Thanks for your response.

Eastside
 
Interesting, so you boiled the 1 lb. seperate, let it cool down, then put into a secondary vessel when it was time to rack out of primary? Did you add a little water to boil it?

Thanks for your response.

Eastside

Yah I boiled in water, perhaps a quart or two but I forget how much, I kind of just eye balled it. It smelled heavenly ( I forgot to mention I also added 2 jars of pure maple syrup to it). However, if you don't plan on racking to a secondary anyways, I would just throw it in the last 10-15 minutes of your wort boil.
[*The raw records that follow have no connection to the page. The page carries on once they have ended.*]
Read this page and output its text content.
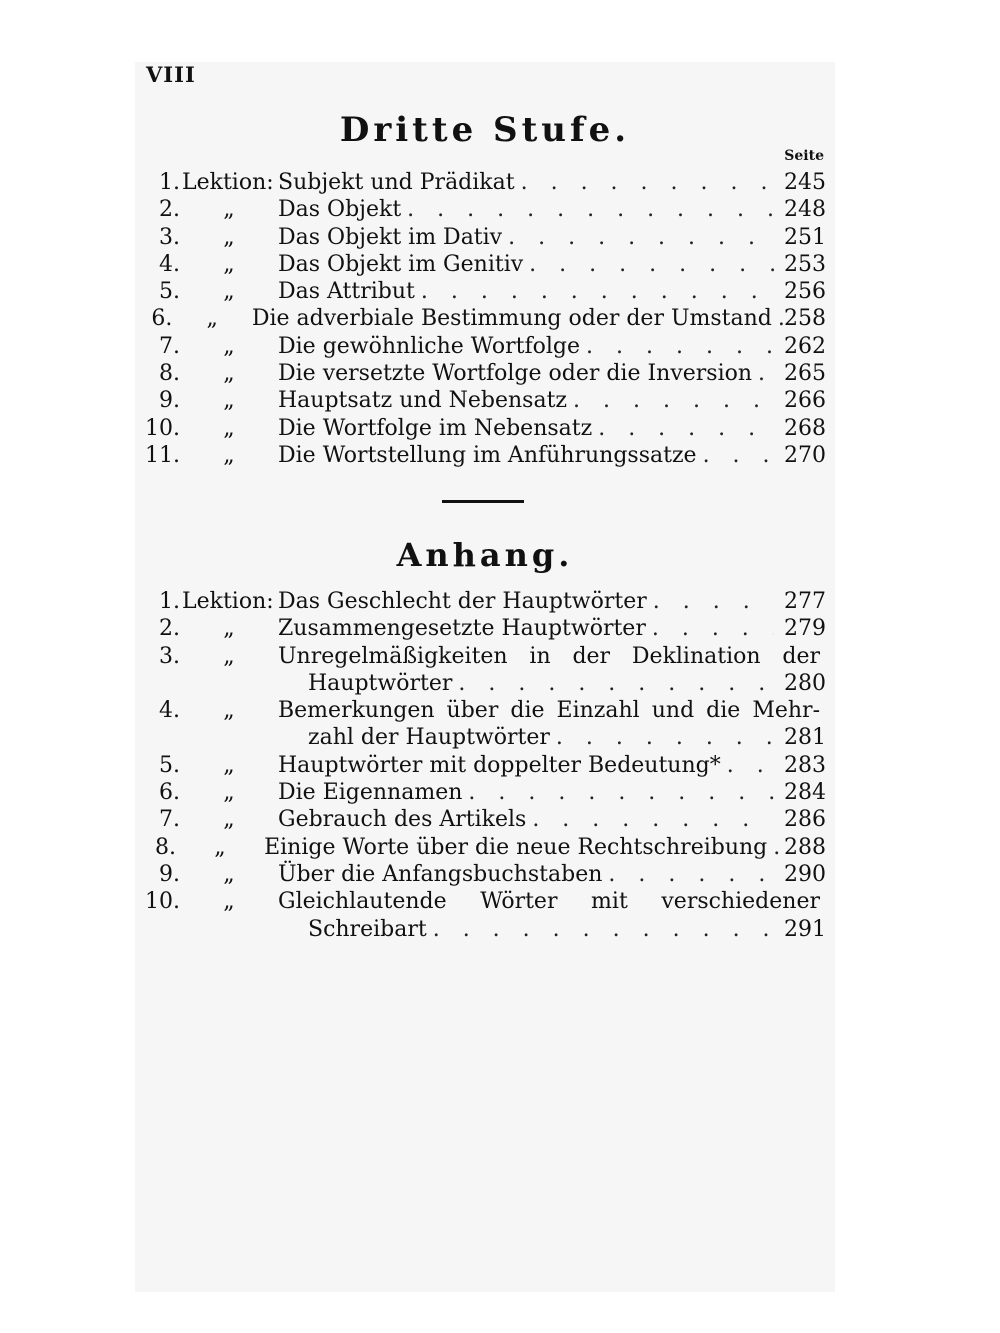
VIII
Dritte Stufe.
Seite
1. Lektion: Subjekt und Prädikat . . .	245
2.	„	Das Objekt . . .	248
3.	„	Das Objekt im Dativ . . .	251
4.	„	Das Objekt im Genitiv . . .	253
5.	„	Das Attribut . . .	256
6.	„	Die adverbiale Bestimmung oder der Umstand . . . 258
7.	„	Die gewöhnliche Wortfolge . . .	262
8.	„	Die versetzte Wortfolge oder die Inversion . . .	265
9.	„	Hauptsatz und Nebensatz . . .	266
10.	„	Die Wortfolge im Nebensatz . . .	268
11.	„	Die Wortstellung im Anführungssatze . . .	270
Anhang.
1. Lektion: Das Geschlecht der Hauptwörter . . .	277
2.	„	Zusammengesetzte Hauptwörter . . .	279
3.	„	Unregelmäßigkeiten in der Deklination der
Hauptwörter . . .	280
4.	„	Bemerkungen über die Einzahl und die Mehr-
zahl der Hauptwörter . . .	281
5.	„	Hauptwörter mit doppelter Bedeutung* . . .	283
6.	„	Die Eigennamen . . .	284
7.	„	Gebrauch des Artikels . . .	286
8.	„	Einige Worte über die neue Rechtschreibung . . . 288
9.	„	Über die Anfangsbuchstaben . . .	290
10.	„	Gleichlautende Wörter mit verschiedener
Schreibart . . .	291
If you're gonna use a secondary, maybe it helps preserve the flavors to add it when you rack?

Edit: This will affect your gravity readings, I forget exactly how I compensated for it lol. If you choose to add the sugar when you rack to secondary, take a reading before you add the sugar, then take a second reading after you add the sugars. You can add the difference between the two readings, (i.e. second reading-first reading) to your initial SG reading and get your overall SG. Just for comparisons sake, the addition of the sugar and syrup gave me about a .012 boost to my SG.
 
by all means experiment, i reckon it'd go well in an imperial brown ale

but be aware brown sugar can taste a bit cidery or medicinal in lighter/paler beers.. and i would avoid it for most lagers, it would "stick out like dog's balls" as we say here in australia
 
Ok so here are the steps that I took to make it. I used 1 to 1 white dextrose and light cane brown sugar. In my starter same deal with the yeast. That got active real quick. After I added everything together in the primary I then added another part of brown sugar then dry hopped it. After 6 hours it all started to churn violently...... It was beautiful. Now I wait one more week untill I bottle.